The Hungarian government intends to repurchase the right to operate Budapest’s Liszt Ferenc International Airport, and this deal is imminent, Prime Minister Viktor Orbán told the public media in Ludas, Serbia yesterday. The prime minister said that it was right that the country’s only major international airport was in Hungarian hands, and the economy was strong enough to do that.
“The purchase can be closed at any moment,” Orbán said.
If the state does manage to buy back the airport, he said there will be developments that will increase the value of the airport and thus the whole of Budapest by two or three classes.
The Budapest Airport management company was leased for 75 years, and in December 2005, the Socialist-Free Democrat government of Ferenc Gyurcsány decided to sell 75 percent minus one vote of ownership. The new owners have postponed significant improvements, and the industry environment has not always been favorable either.
After national airline Malév was shut down in 2012, budget airlines were the main clients of the airport, and in recent years, the pandemic has significantly reduced passenger traffic.

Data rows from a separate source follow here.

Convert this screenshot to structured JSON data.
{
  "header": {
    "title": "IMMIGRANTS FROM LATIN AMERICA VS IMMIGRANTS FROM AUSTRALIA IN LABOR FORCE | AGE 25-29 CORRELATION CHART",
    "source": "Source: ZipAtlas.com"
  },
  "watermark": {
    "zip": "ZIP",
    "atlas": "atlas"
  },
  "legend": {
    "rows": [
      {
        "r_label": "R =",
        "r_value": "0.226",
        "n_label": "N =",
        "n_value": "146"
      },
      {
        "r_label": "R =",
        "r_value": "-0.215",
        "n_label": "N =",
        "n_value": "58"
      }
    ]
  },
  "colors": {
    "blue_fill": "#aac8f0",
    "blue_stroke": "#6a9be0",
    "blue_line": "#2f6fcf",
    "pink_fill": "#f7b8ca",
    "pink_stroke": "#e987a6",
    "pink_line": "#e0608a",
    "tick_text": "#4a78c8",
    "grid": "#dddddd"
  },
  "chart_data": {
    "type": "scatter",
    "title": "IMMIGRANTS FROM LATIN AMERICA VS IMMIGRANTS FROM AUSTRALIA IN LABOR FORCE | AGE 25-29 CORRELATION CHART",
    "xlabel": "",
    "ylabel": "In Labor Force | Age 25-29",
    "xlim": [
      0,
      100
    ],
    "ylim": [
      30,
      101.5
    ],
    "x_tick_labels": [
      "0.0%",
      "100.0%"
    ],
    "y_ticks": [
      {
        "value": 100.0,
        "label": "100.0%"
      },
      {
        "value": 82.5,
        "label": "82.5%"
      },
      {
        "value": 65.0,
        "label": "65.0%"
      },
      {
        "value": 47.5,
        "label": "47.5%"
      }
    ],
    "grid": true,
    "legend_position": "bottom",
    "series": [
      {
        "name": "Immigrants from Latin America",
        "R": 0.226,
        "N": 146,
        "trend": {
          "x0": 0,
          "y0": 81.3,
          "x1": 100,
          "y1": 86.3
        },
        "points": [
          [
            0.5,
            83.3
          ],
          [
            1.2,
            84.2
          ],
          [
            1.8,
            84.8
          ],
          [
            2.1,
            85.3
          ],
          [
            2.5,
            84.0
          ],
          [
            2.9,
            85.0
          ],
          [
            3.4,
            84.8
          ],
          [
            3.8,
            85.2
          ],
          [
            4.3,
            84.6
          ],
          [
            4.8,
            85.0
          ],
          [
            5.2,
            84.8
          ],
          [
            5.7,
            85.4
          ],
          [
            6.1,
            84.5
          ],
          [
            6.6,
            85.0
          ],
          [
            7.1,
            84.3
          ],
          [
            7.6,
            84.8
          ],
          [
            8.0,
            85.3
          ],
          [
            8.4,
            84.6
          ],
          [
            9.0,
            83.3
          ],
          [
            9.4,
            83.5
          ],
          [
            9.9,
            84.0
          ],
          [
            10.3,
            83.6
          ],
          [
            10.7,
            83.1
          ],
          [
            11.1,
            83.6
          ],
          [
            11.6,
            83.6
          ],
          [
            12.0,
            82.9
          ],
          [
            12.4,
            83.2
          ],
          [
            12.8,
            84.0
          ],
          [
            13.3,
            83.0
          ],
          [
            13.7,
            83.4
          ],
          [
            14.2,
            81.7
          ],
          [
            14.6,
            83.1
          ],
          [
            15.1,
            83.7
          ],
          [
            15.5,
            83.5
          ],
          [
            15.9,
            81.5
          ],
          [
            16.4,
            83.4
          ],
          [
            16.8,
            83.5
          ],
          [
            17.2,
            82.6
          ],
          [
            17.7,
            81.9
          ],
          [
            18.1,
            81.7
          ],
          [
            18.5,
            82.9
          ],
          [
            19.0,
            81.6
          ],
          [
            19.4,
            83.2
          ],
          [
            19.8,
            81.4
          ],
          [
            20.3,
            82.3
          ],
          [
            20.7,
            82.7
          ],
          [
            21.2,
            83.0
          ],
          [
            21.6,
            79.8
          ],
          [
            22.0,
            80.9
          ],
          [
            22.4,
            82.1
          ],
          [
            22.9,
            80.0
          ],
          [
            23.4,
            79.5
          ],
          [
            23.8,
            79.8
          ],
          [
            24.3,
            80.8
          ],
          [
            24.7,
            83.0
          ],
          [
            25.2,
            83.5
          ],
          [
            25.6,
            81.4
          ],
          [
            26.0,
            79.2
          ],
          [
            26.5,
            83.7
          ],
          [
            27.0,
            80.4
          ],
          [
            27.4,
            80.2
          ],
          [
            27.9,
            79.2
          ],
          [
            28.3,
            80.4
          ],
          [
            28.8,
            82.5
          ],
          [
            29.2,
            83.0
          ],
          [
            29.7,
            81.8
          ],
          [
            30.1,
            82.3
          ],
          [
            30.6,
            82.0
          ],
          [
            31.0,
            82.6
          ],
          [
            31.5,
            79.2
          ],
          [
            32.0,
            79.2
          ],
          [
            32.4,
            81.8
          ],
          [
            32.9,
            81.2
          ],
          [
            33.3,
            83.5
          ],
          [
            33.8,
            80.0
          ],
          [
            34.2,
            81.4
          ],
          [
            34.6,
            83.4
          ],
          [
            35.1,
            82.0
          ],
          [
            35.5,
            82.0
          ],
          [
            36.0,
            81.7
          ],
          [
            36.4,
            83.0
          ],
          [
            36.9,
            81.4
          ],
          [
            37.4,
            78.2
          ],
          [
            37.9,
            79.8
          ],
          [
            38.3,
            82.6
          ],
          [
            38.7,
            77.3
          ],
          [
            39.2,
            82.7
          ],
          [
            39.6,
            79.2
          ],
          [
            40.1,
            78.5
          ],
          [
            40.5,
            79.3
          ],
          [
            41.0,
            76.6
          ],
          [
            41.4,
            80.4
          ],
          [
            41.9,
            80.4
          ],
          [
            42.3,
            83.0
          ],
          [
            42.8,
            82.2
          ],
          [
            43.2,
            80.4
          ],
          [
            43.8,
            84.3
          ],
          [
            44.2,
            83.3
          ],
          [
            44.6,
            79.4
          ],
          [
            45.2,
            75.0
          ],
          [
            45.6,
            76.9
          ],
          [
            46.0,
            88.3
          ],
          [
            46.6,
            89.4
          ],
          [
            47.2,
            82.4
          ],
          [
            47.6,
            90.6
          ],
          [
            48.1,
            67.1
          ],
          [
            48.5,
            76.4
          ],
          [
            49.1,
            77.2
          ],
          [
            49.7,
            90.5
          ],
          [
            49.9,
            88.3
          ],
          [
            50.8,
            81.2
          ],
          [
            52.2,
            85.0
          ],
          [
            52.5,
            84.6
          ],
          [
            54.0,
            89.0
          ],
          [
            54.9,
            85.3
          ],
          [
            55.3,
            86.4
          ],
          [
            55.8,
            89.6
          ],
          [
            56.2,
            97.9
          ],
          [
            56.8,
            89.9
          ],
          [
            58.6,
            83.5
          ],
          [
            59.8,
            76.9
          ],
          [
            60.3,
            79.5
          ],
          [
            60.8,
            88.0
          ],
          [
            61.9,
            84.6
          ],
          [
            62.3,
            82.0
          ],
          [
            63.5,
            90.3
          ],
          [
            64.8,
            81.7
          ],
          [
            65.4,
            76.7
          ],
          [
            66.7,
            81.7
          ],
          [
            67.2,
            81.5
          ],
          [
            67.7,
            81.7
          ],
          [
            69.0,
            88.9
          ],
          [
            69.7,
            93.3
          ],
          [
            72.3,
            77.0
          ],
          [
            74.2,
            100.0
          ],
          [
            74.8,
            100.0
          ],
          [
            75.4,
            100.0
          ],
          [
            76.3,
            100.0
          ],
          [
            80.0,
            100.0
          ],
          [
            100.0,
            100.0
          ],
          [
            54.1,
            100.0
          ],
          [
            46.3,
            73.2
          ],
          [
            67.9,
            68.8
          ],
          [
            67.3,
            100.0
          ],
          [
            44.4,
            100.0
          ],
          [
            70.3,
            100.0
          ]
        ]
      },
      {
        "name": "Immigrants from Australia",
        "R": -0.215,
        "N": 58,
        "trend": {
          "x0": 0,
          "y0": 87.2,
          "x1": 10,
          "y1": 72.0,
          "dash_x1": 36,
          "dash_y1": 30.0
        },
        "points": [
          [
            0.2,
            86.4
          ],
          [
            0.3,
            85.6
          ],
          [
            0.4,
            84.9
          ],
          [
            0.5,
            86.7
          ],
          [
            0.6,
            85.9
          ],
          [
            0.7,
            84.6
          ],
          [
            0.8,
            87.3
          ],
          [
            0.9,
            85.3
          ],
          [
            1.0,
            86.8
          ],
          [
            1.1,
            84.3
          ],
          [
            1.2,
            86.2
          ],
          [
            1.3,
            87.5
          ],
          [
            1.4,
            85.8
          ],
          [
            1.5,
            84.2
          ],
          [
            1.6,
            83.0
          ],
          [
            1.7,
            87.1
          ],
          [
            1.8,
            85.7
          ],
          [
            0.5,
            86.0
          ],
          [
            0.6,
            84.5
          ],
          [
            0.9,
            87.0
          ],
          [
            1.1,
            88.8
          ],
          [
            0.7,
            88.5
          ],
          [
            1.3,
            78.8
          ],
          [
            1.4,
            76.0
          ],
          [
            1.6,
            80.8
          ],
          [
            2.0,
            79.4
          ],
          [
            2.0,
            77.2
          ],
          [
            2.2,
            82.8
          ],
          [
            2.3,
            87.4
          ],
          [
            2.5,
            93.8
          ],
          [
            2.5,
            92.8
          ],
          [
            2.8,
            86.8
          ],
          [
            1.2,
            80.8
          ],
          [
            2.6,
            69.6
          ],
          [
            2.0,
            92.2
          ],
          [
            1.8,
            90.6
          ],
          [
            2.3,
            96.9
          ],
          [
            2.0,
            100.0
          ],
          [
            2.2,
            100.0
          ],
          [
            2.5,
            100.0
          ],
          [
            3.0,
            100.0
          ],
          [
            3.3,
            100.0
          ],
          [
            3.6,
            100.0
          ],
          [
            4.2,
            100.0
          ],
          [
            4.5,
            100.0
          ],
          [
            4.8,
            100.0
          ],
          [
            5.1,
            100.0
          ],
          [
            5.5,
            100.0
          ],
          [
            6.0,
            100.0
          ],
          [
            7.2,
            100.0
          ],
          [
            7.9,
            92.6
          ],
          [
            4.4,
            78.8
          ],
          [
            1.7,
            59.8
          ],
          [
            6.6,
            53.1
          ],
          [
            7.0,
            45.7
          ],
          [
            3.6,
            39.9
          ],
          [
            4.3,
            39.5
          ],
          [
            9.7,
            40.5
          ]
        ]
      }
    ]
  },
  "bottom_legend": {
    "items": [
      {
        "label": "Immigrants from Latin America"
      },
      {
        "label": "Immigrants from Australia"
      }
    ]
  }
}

The woes at the airport has led the Fidesz government to direct serious criticisms against the airport operator’s activities and has put strong pressure to close the inadequate passenger facility for low-cost aircraft, the so-called “tin terminal.” Minister of Innovation László Palkovics announced this summer that the government intends to buy back the airport operator, and then some press reports said that negotiations were underway. The prime minister’s statement has now confirmed that these negotiations are in an advanced state.
The airport is currently owned 55.44 percent by German AviAlliance GmbH, which is also the de facto operator, with the other two owners a Singapore investment fund with 23.33 percent and a Canadian pension fund with 21.23 percent. According to press reports, the bidding Hungarian consortium is offering €4.44 billion for the airport, which the foreign owners are said to have found sufficient.